D’autre part, l’expression du scénario uniquement via
une
liste de rubriques pose un certain nombre de problèmes en termes
d’une part, de transférabilité et d’autre part,
d’instrumentation des scénarios.
2.3. Le problème de la transférabilité des
scénarios pédagogiques
Les scénarios ainsi décrits sont mis à la disposition
des autres enseignants sur des environnements partagés ou sur des sites
académiques et nationaux. Dans ce contexte, ils visent à
être partagés et réutilisés en partie. Or, il se pose
actuellement un problème de transférabilité de ces
scénarios, la capacité de ces derniers à être
réutilisés dans un contexte différent
d’apprentissage. Les différents aspects du problème ont
été bien identifiés par le travail de (Macedo-Rouet, 2007) :
- diversité dans la
description des activités contenues
dans les scénarios
- manque de précision de description du déroulement du
scénario
- lieu d’expression d’une perception personnelle du
scénario plus que de véritable volonté de mutualiser ce qui
a été fait.
- manque de formation à la rédaction de
scénarios
D’autre part, les choix pédagogiques de l’enseignant
sont
rarement explicités et l’approche pédagogique semble
périphérique par rapport aux autres rubriques, alors qu’elle
devrait être centrale et constituer le socle explicite du
scénario.
2.4. Le problème de l’instrumentation des scénarios
pédagogiques
La majorité des scénarios ainsi décrits et disponibles
sur Internet visent à mettre en œuvre des situations
instrumentées par les TICE. Cette instrumentation peut être
partielle ou plus étendue dans le but que le scénario tout entier
se déroule dans un environnement technologique de type plate-forme.

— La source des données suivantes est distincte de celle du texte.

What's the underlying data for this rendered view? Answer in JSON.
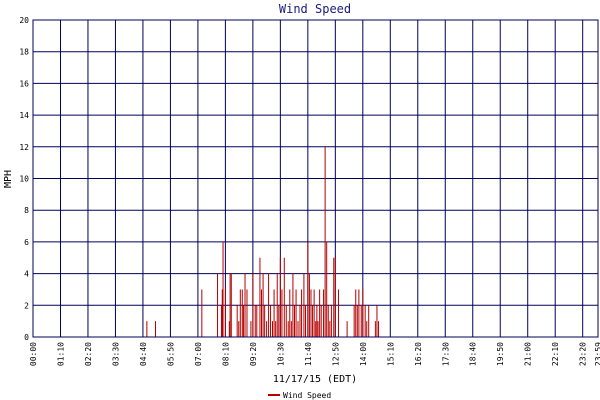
{
  "chart_data": {
    "type": "bar",
    "title": "Wind Speed",
    "xlabel": "11/17/15 (EDT)",
    "ylabel": "MPH",
    "ylim": [
      0,
      20
    ],
    "yticks": [
      "0",
      "2",
      "4",
      "6",
      "8",
      "10",
      "12",
      "14",
      "16",
      "18",
      "20"
    ],
    "xlim": [
      0,
      1439
    ],
    "xticks": [
      "00:00",
      "01:10",
      "02:20",
      "03:30",
      "04:40",
      "05:50",
      "07:00",
      "08:10",
      "09:20",
      "10:30",
      "11:40",
      "12:50",
      "14:00",
      "15:10",
      "16:20",
      "17:30",
      "18:40",
      "19:50",
      "21:00",
      "22:10",
      "23:20",
      "23:59"
    ],
    "grid": true,
    "legend_position": "bottom",
    "series": [
      {
        "name": "Wind Speed",
        "color": "#b40000",
        "x": [
          290,
          312,
          430,
          470,
          480,
          482,
          484,
          490,
          500,
          502,
          505,
          520,
          524,
          528,
          533,
          536,
          540,
          545,
          555,
          560,
          566,
          570,
          578,
          582,
          586,
          590,
          595,
          600,
          605,
          610,
          614,
          618,
          622,
          626,
          630,
          634,
          640,
          645,
          650,
          654,
          658,
          662,
          666,
          670,
          675,
          680,
          684,
          690,
          694,
          700,
          704,
          708,
          712,
          716,
          720,
          723,
          726,
          730,
          734,
          740,
          744,
          748,
          752,
          756,
          760,
          766,
          770,
          778,
          800,
          818,
          822,
          826,
          830,
          836,
          840,
          846,
          850,
          855,
          872,
          876,
          880
        ],
        "y": [
          1,
          1,
          3,
          4,
          2,
          3,
          6,
          3,
          1,
          4,
          4,
          2,
          1,
          3,
          3,
          2,
          4,
          3,
          1,
          4,
          2,
          2,
          5,
          3,
          4,
          2,
          1,
          4,
          2,
          1,
          3,
          1,
          4,
          2,
          5,
          3,
          5,
          2,
          1,
          3,
          1,
          4,
          2,
          3,
          1,
          2,
          3,
          4,
          2,
          6,
          4,
          3,
          2,
          3,
          1,
          2,
          1,
          3,
          2,
          3,
          12,
          6,
          2,
          1,
          2,
          5,
          5,
          3,
          1,
          2,
          3,
          2,
          3,
          2,
          3,
          2,
          1,
          2,
          1,
          2,
          1
        ]
      }
    ]
  }
}
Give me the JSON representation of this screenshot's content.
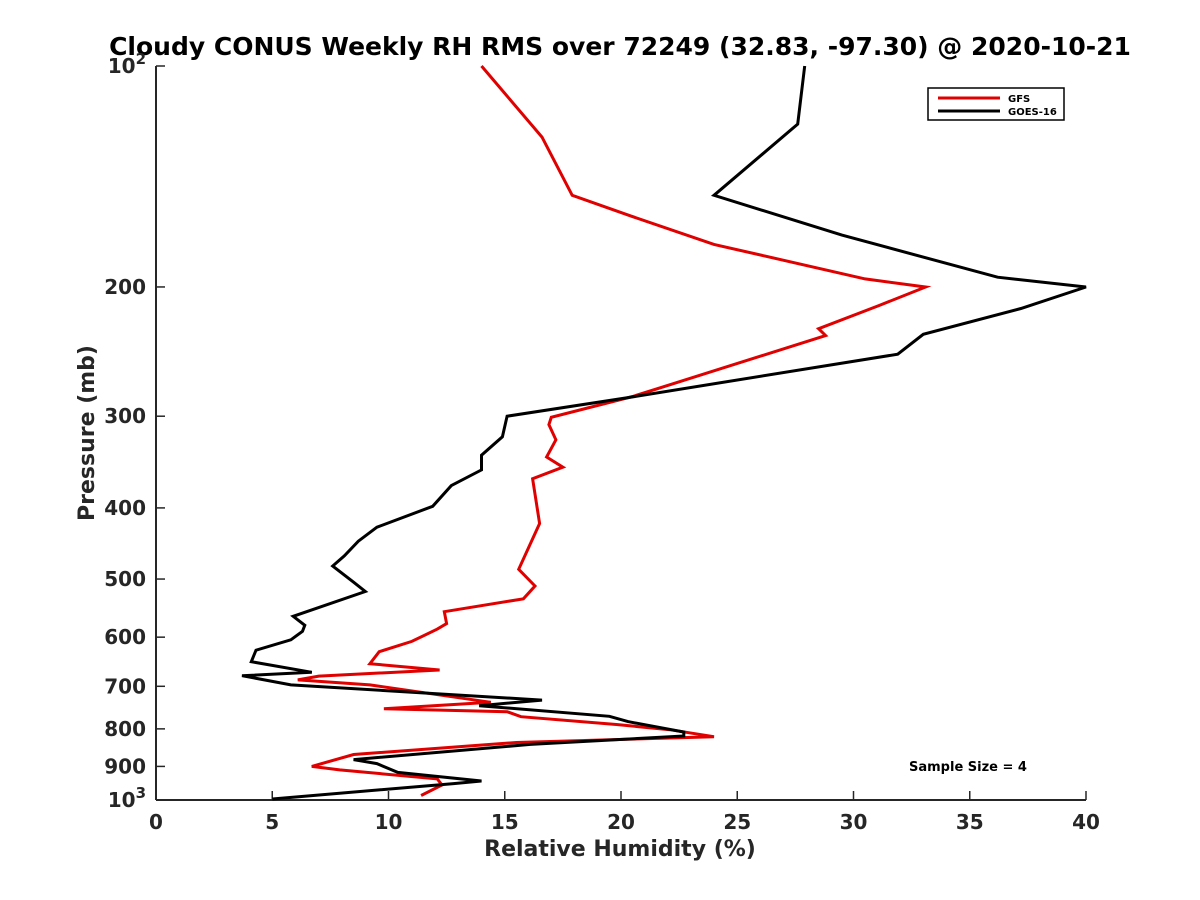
{
  "chart_data": {
    "type": "line",
    "title": "Cloudy CONUS Weekly RH RMS over 72249 (32.83, -97.30) @ 2020-10-21",
    "xlabel": "Relative Humidity (%)",
    "ylabel": "Pressure (mb)",
    "xlim": [
      0,
      40
    ],
    "ylim": [
      100,
      1000
    ],
    "y_scale": "log",
    "y_reversed": true,
    "x_ticks": [
      "0",
      "5",
      "10",
      "15",
      "20",
      "25",
      "30",
      "35",
      "40"
    ],
    "y_ticks": [
      {
        "value": 100,
        "base": "10",
        "exp": "2"
      },
      {
        "value": 200,
        "label": "200"
      },
      {
        "value": 300,
        "label": "300"
      },
      {
        "value": 400,
        "label": "400"
      },
      {
        "value": 500,
        "label": "500"
      },
      {
        "value": 600,
        "label": "600"
      },
      {
        "value": 700,
        "label": "700"
      },
      {
        "value": 800,
        "label": "800"
      },
      {
        "value": 900,
        "label": "900"
      },
      {
        "value": 1000,
        "base": "10",
        "exp": "3"
      }
    ],
    "legend_position": "top-right",
    "grid": false,
    "annotation": "Sample Size = 4",
    "series": [
      {
        "name": "GFS",
        "color": "#e00000",
        "points": [
          [
            14.0,
            100
          ],
          [
            16.6,
            125
          ],
          [
            17.9,
            150
          ],
          [
            20.4,
            160
          ],
          [
            24.0,
            175
          ],
          [
            30.5,
            195
          ],
          [
            33.1,
            200
          ],
          [
            31.1,
            212
          ],
          [
            28.5,
            228
          ],
          [
            28.8,
            233
          ],
          [
            20.5,
            282
          ],
          [
            17.0,
            301
          ],
          [
            16.9,
            308
          ],
          [
            17.2,
            323
          ],
          [
            16.8,
            341
          ],
          [
            17.5,
            352
          ],
          [
            16.2,
            365
          ],
          [
            16.5,
            420
          ],
          [
            15.6,
            485
          ],
          [
            16.3,
            511
          ],
          [
            15.8,
            532
          ],
          [
            12.4,
            554
          ],
          [
            12.5,
            575
          ],
          [
            12.1,
            585
          ],
          [
            11.0,
            608
          ],
          [
            9.6,
            628
          ],
          [
            9.2,
            652
          ],
          [
            12.2,
            665
          ],
          [
            9.4,
            672
          ],
          [
            7.0,
            678
          ],
          [
            6.1,
            686
          ],
          [
            9.2,
            697
          ],
          [
            14.4,
            736
          ],
          [
            9.8,
            751
          ],
          [
            15.1,
            758
          ],
          [
            15.7,
            770
          ],
          [
            19.8,
            789
          ],
          [
            22.1,
            802
          ],
          [
            24.0,
            820
          ],
          [
            15.5,
            835
          ],
          [
            8.5,
            867
          ],
          [
            6.7,
            900
          ],
          [
            7.9,
            910
          ],
          [
            12.1,
            936
          ],
          [
            12.3,
            954
          ],
          [
            11.4,
            986
          ]
        ]
      },
      {
        "name": "GOES-16",
        "color": "#000000",
        "points": [
          [
            27.9,
            100
          ],
          [
            27.6,
            120
          ],
          [
            24.0,
            150
          ],
          [
            29.5,
            170
          ],
          [
            36.2,
            194
          ],
          [
            40.0,
            200
          ],
          [
            37.2,
            214
          ],
          [
            33.0,
            232
          ],
          [
            31.9,
            247
          ],
          [
            20.3,
            283
          ],
          [
            15.1,
            300
          ],
          [
            14.9,
            320
          ],
          [
            14.0,
            339
          ],
          [
            14.0,
            355
          ],
          [
            12.7,
            373
          ],
          [
            11.9,
            398
          ],
          [
            9.5,
            425
          ],
          [
            8.7,
            444
          ],
          [
            8.1,
            465
          ],
          [
            7.6,
            480
          ],
          [
            8.5,
            505
          ],
          [
            9.0,
            520
          ],
          [
            5.9,
            562
          ],
          [
            6.4,
            578
          ],
          [
            6.3,
            589
          ],
          [
            5.8,
            605
          ],
          [
            4.3,
            625
          ],
          [
            4.1,
            648
          ],
          [
            6.7,
            670
          ],
          [
            3.7,
            677
          ],
          [
            5.8,
            697
          ],
          [
            16.6,
            731
          ],
          [
            13.9,
            744
          ],
          [
            19.5,
            769
          ],
          [
            20.3,
            782
          ],
          [
            22.7,
            808
          ],
          [
            22.7,
            818
          ],
          [
            16.1,
            840
          ],
          [
            8.5,
            881
          ],
          [
            9.5,
            892
          ],
          [
            10.4,
            917
          ],
          [
            14.0,
            942
          ],
          [
            12.8,
            950
          ],
          [
            5.0,
            997
          ]
        ]
      }
    ]
  }
}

Dans ce contexte, l’enseignant ou le concepteur
pédagogique est
amené à aller au-delà de la simple description
« à plat » du scénario. Au moment de la
conception, il doit aussi indiquer les processus d’interaction qui vont
être à l’œuvre entre les différents
éléments du scénario : interaction entre les
activités, interactions entre les différents acteurs du
scénario et leurs différents rôles, interaction entre les
rôles et les activités, interaction entre les ressources et les
activités. Or, la description par rubriques propose une description
statique du déroulement et elle ne permet pas de définir la
façon dont le scénario pédagogique va s’organiser
(qui va réaliser l’activité ? quelle ressource va
être utilisée pour cette activité et par qui ? quelles
sont les conditions de clôture de l’activité ?).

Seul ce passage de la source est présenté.